PingAM supports RFC 8693 natively on the standard token endpoint from AM 7.0. The pieces that matter in practice:
- Enable the grant type per OAuth2 client —
urn:ietf:params:oauth:grant-type:token-exchangemust be in the client's allowed grants; it is off by default. may_actpolicy — controls which clients may act for which subjects. Model it as a real authorization decision in the OAuth2 Provider service, not as a wildcard.- Stateless (client-based) tokens — for high-throughput service meshes, exchanged tokens as signed JWTs avoid a CTS lookup per hop.
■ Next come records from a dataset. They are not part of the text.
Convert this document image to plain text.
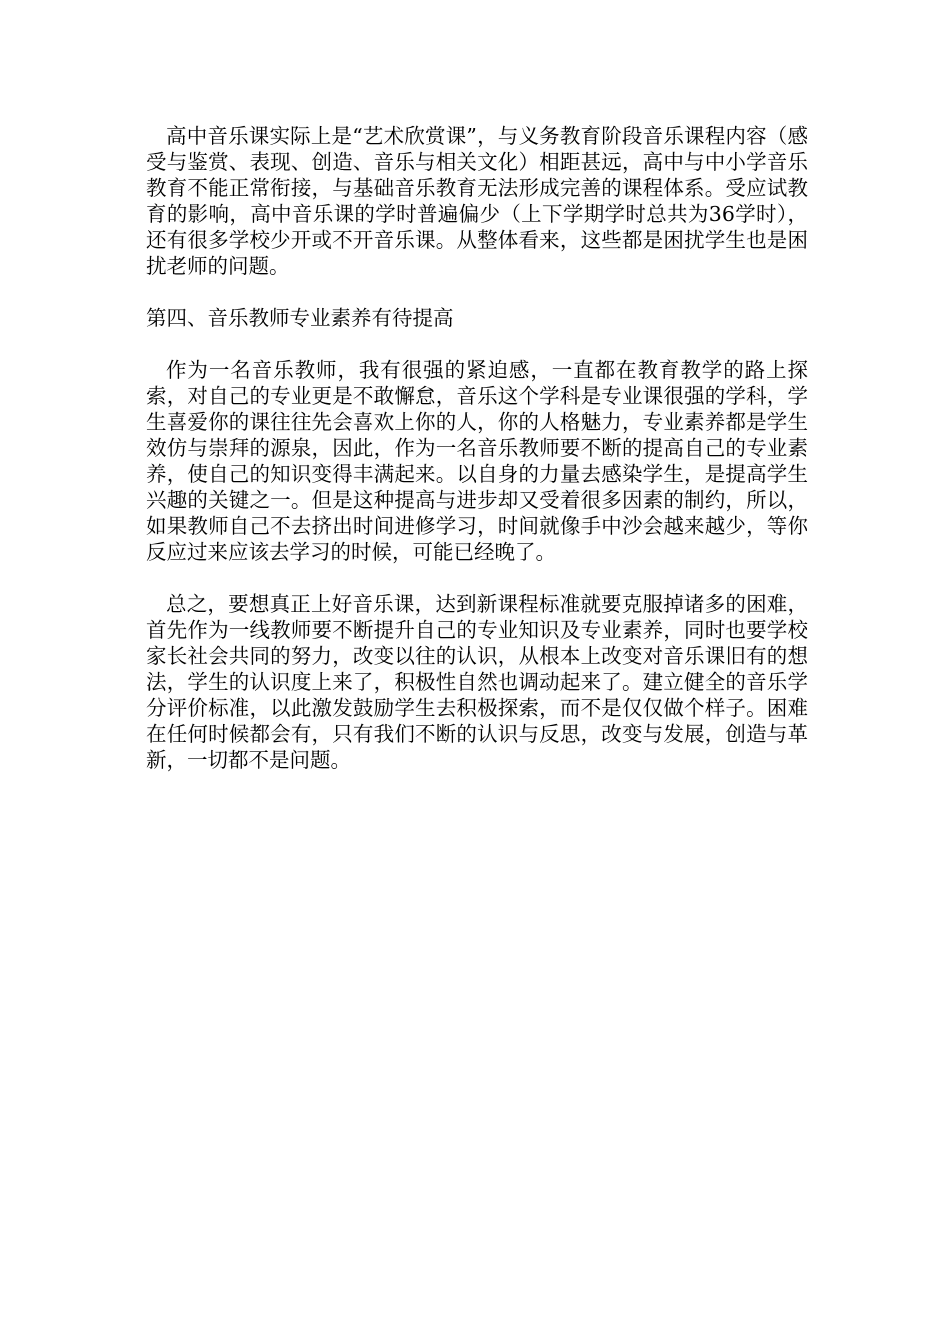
高中音乐课实际上是“艺术欣赏课”，与义务教育阶段音乐课程内容（感受与鉴赏、表现、创造、音乐与相关文化）相距甚远，高中与中小学音乐教育不能正常衔接，与基础音乐教育无法形成完善的课程体系。受应试教育的影响，高中音乐课的学时普遍偏少（上下学期学时总共为36学时），还有很多学校少开或不开音乐课。从整体看来，这些都是困扰学生也是困扰老师的问题。

第四、音乐教师专业素养有待提高

作为一名音乐教师，我有很强的紧迫感，一直都在教育教学的路上探索，对自己的专业更是不敢懈怠，音乐这个学科是专业课很强的学科，学生喜爱你的课往往先会喜欢上你的人，你的人格魅力，专业素养都是学生效仿与崇拜的源泉，因此，作为一名音乐教师要不断的提高自己的专业素养，使自己的知识变得丰满起来。以自身的力量去感染学生，是提高学生兴趣的关键之一。但是这种提高与进步却又受着很多因素的制约，所以，如果教师自己不去挤出时间进修学习，时间就像手中沙会越来越少，等你反应过来应该去学习的时候，可能已经晚了。

总之，要想真正上好音乐课，达到新课程标准就要克服掉诸多的困难，首先作为一线教师要不断提升自己的专业知识及专业素养，同时也要学校家长社会共同的努力，改变以往的认识，从根本上改变对音乐课旧有的想法，学生的认识度上来了，积极性自然也调动起来了。建立健全的音乐学分评价标准，以此激发鼓励学生去积极探索，而不是仅仅做个样子。困难在任何时候都会有，只有我们不断的认识与反思，改变与发展，创造与革新，一切都不是问题。
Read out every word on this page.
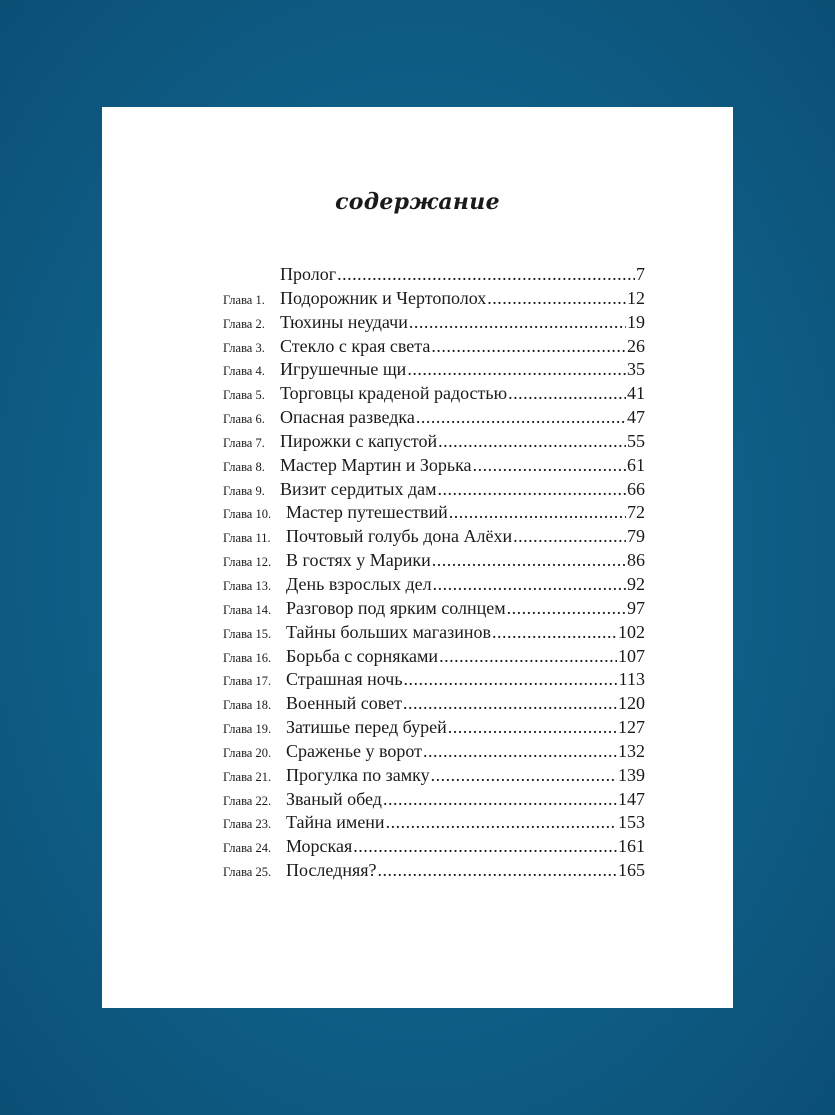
содержание
Пролог .....	7
Глава 1. Подорожник и Чертополох .....	12
Глава 2. Тюхины неудачи .....	19
Глава 3. Стекло с края света .....	26
Глава 4. Игрушечные щи .....	35
Глава 5. Торговцы краденой радостью .....	41
Глава 6. Опасная разведка .....	47
Глава 7. Пирожки с капустой .....	55
Глава 8. Мастер Мартин и Зорька .....	61
Глава 9. Визит сердитых дам .....	66
Глава 10. Мастер путешествий .....	72
Глава 11. Почтовый голубь дона Алёхи .....	79
Глава 12. В гостях у Марики .....	86
Глава 13. День взрослых дел .....	92
Глава 14. Разговор под ярким солнцем .....	97
Глава 15. Тайны больших магазинов .....	102
Глава 16. Борьба с сорняками .....	107
Глава 17. Страшная ночь .....	113
Глава 18. Военный совет .....	120
Глава 19. Затишье перед бурей .....	127
Глава 20. Сраженье у ворот .....	132
Глава 21. Прогулка по замку .....	139
Глава 22. Званый обед .....	147
Глава 23. Тайна имени .....	153
Глава 24. Морская .....	161
Глава 25. Последняя? .....	165
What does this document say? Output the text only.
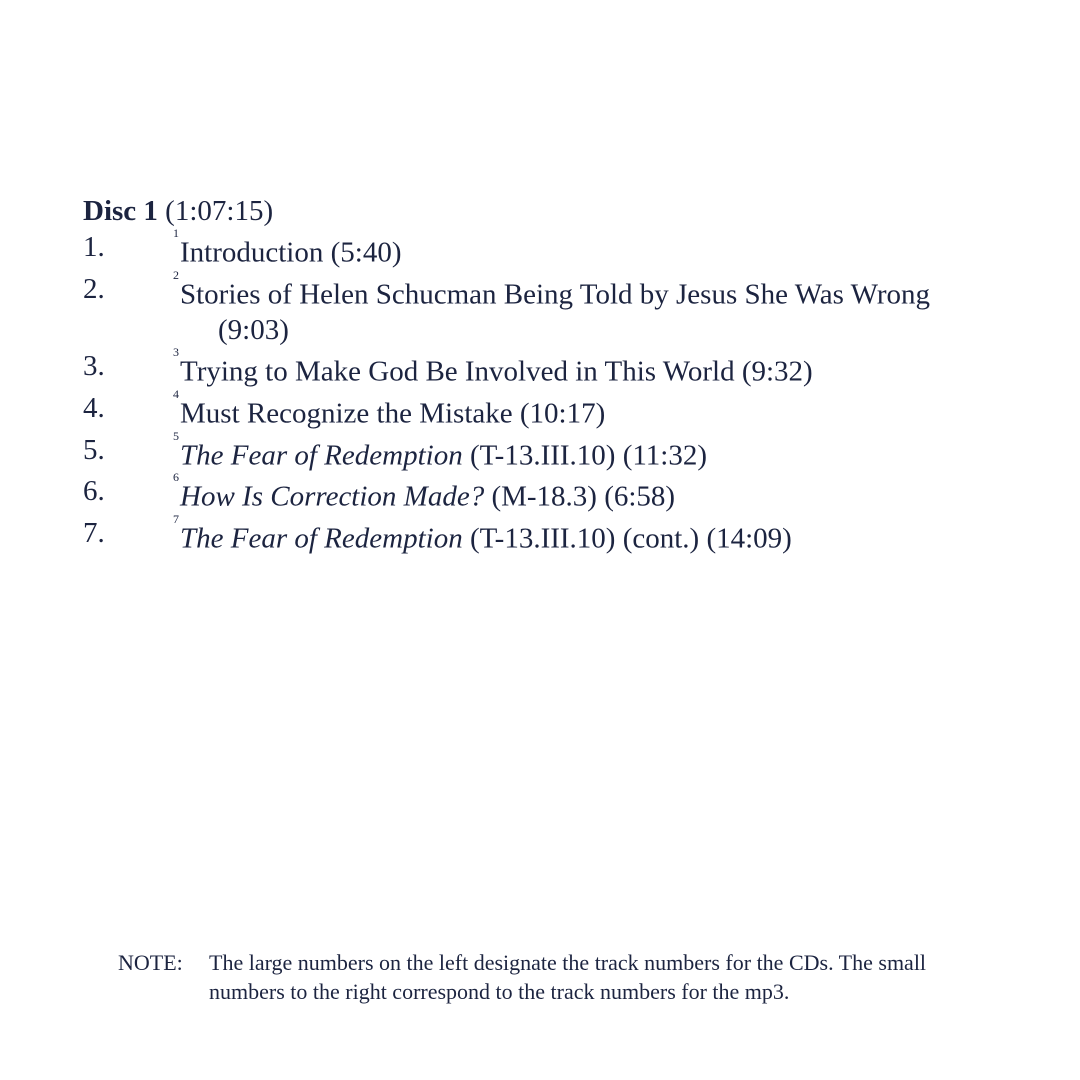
Disc 1 (1:07:15)
1.	$^1$Introduction (5:40)
2.	$^2$Stories of Helen Schucman Being Told by Jesus She Was Wrong (9:03)
3.	$^3$Trying to Make God Be Involved in This World (9:32)
4.	$^4$Must Recognize the Mistake (10:17)
5.	$^5$The Fear of Redemption (T-13.III.10) (11:32)
6.	$^6$How Is Correction Made? (M-18.3) (6:58)
7.	$^7$The Fear of Redemption (T-13.III.10) (cont.) (14:09)
NOTE:	The large numbers on the left designate the track numbers for the CDs. The small numbers to the right correspond to the track numbers for the mp3.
The trade-off is revocation latency; pair with short TTLs (60–300 s) on exchanged tokens.
- Scope implementation plugin — the default scope validator will happily grant whatever the client asks; a custom scope validation script is where downscoping policy actually lives.
- PingGateway at the edge — a common MYTO pattern: gateway performs the exchange on behalf of legacy services that cannot, keeping RFC 8693 adoption incremental.
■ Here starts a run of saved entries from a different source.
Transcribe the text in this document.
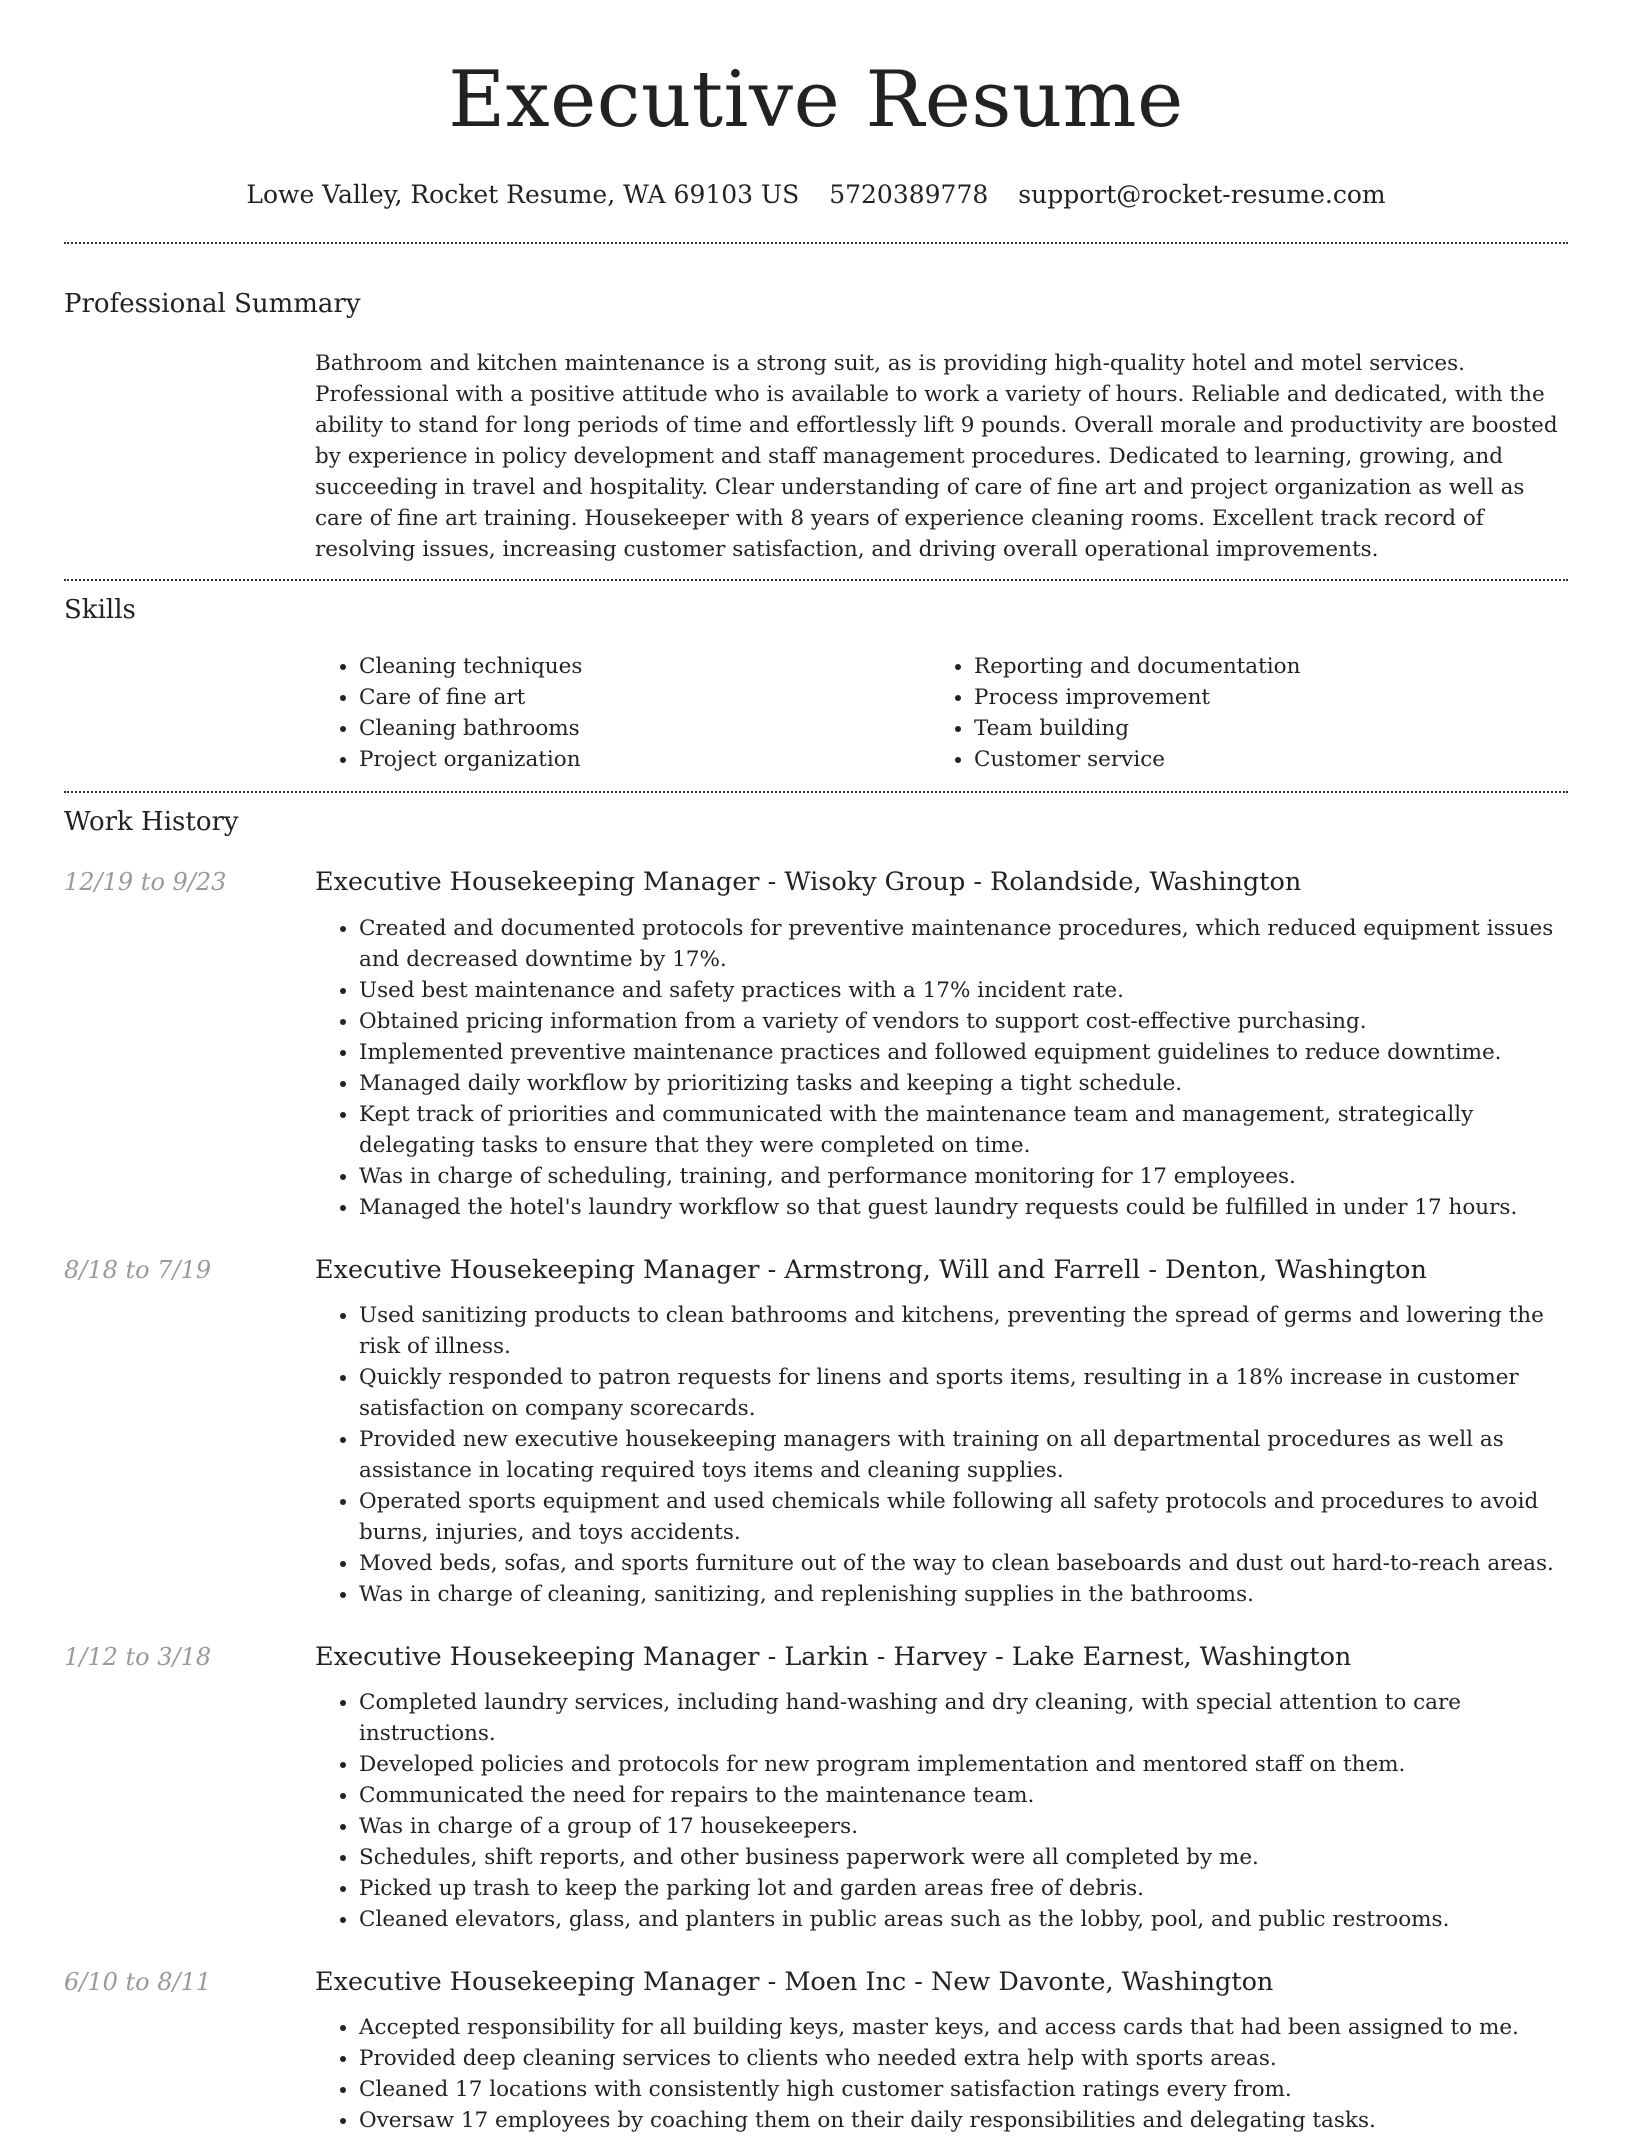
Executive Resume
Lowe Valley, Rocket Resume, WA 69103 US 5720389778 support@rocket-resume.com
Professional Summary
Bathroom and kitchen maintenance is a strong suit, as is providing high-quality hotel and motel services. Professional with a positive attitude who is available to work a variety of hours. Reliable and dedicated, with the ability to stand for long periods of time and effortlessly lift 9 pounds. Overall morale and productivity are boosted by experience in policy development and staff management procedures. Dedicated to learning, growing, and succeeding in travel and hospitality. Clear understanding of care of fine art and project organization as well as care of fine art training. Housekeeper with 8 years of experience cleaning rooms. Excellent track record of resolving issues, increasing customer satisfaction, and driving overall operational improvements.
Skills
• Cleaning techniques
• Care of fine art
• Cleaning bathrooms
• Project organization
• Reporting and documentation
• Process improvement
• Team building
• Customer service
Work History
12/19 to 9/23	Executive Housekeeping Manager - Wisoky Group - Rolandside, Washington
• Created and documented protocols for preventive maintenance procedures, which reduced equipment issues and decreased downtime by 17%.
• Used best maintenance and safety practices with a 17% incident rate.
• Obtained pricing information from a variety of vendors to support cost-effective purchasing.
• Implemented preventive maintenance practices and followed equipment guidelines to reduce downtime.
• Managed daily workflow by prioritizing tasks and keeping a tight schedule.
• Kept track of priorities and communicated with the maintenance team and management, strategically delegating tasks to ensure that they were completed on time.
• Was in charge of scheduling, training, and performance monitoring for 17 employees.
• Managed the hotel's laundry workflow so that guest laundry requests could be fulfilled in under 17 hours.
8/18 to 7/19	Executive Housekeeping Manager - Armstrong, Will and Farrell - Denton, Washington
• Used sanitizing products to clean bathrooms and kitchens, preventing the spread of germs and lowering the risk of illness.
• Quickly responded to patron requests for linens and sports items, resulting in a 18% increase in customer satisfaction on company scorecards.
• Provided new executive housekeeping managers with training on all departmental procedures as well as assistance in locating required toys items and cleaning supplies.
• Operated sports equipment and used chemicals while following all safety protocols and procedures to avoid burns, injuries, and toys accidents.
• Moved beds, sofas, and sports furniture out of the way to clean baseboards and dust out hard-to-reach areas.
• Was in charge of cleaning, sanitizing, and replenishing supplies in the bathrooms.
1/12 to 3/18	Executive Housekeeping Manager - Larkin - Harvey - Lake Earnest, Washington
• Completed laundry services, including hand-washing and dry cleaning, with special attention to care instructions.
• Developed policies and protocols for new program implementation and mentored staff on them.
• Communicated the need for repairs to the maintenance team.
• Was in charge of a group of 17 housekeepers.
• Schedules, shift reports, and other business paperwork were all completed by me.
• Picked up trash to keep the parking lot and garden areas free of debris.
• Cleaned elevators, glass, and planters in public areas such as the lobby, pool, and public restrooms.
6/10 to 8/11	Executive Housekeeping Manager - Moen Inc - New Davonte, Washington
• Accepted responsibility for all building keys, master keys, and access cards that had been assigned to me.
• Provided deep cleaning services to clients who needed extra help with sports areas.
• Cleaned 17 locations with consistently high customer satisfaction ratings every from.
• Oversaw 17 employees by coaching them on their daily responsibilities and delegating tasks.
When should you not use token exchange?
- Single-hop architectures — if A never calls B with user context, audience-restricted tokens from the original grant are sufficient.
- Pure machine-to-machine — no user subject involved: use client credentials, not an exchange with a synthetic subject.
- Same trust domain, same audience — if A and B are genuinely one security boundary (rare, but real in some monolith-decomposition phases), the exchange adds latency without adding isolation.
Frequently asked questions
- What is the difference between delegation and impersonation in token exchange?
- Delegation preserves the chain: the token carries the subject and the acting party in the
actclaim. Impersonation erases it: the actor becomes indistinguishable from the subject. RFC 8693 supports both; only one of them is auditable. - Can token exchange convert an ID token into an access token (or vice versa)?
- Yes —
subject_token_typeandrequested_token_typeaccept both, in any combination, for impersonation and delegation alike. See the matrix above; the discipline is using each type for what it answers: access tokens for authorization, ID tokens for verifiable identity. - Can the exchanged token be a refresh token?
- The spec allows requesting different token types, but issuing refresh tokens to intermediaries extends delegation beyond the life of the original request. In service-to-service flows, prefer short-lived access tokens re-exchanged as needed.
- Does token exchange work with stateless JWTs in PingAM?
- Yes — and for high-throughput meshes it is usually the right choice. Accept the revocation trade-off explicitly and compensate with short TTLs.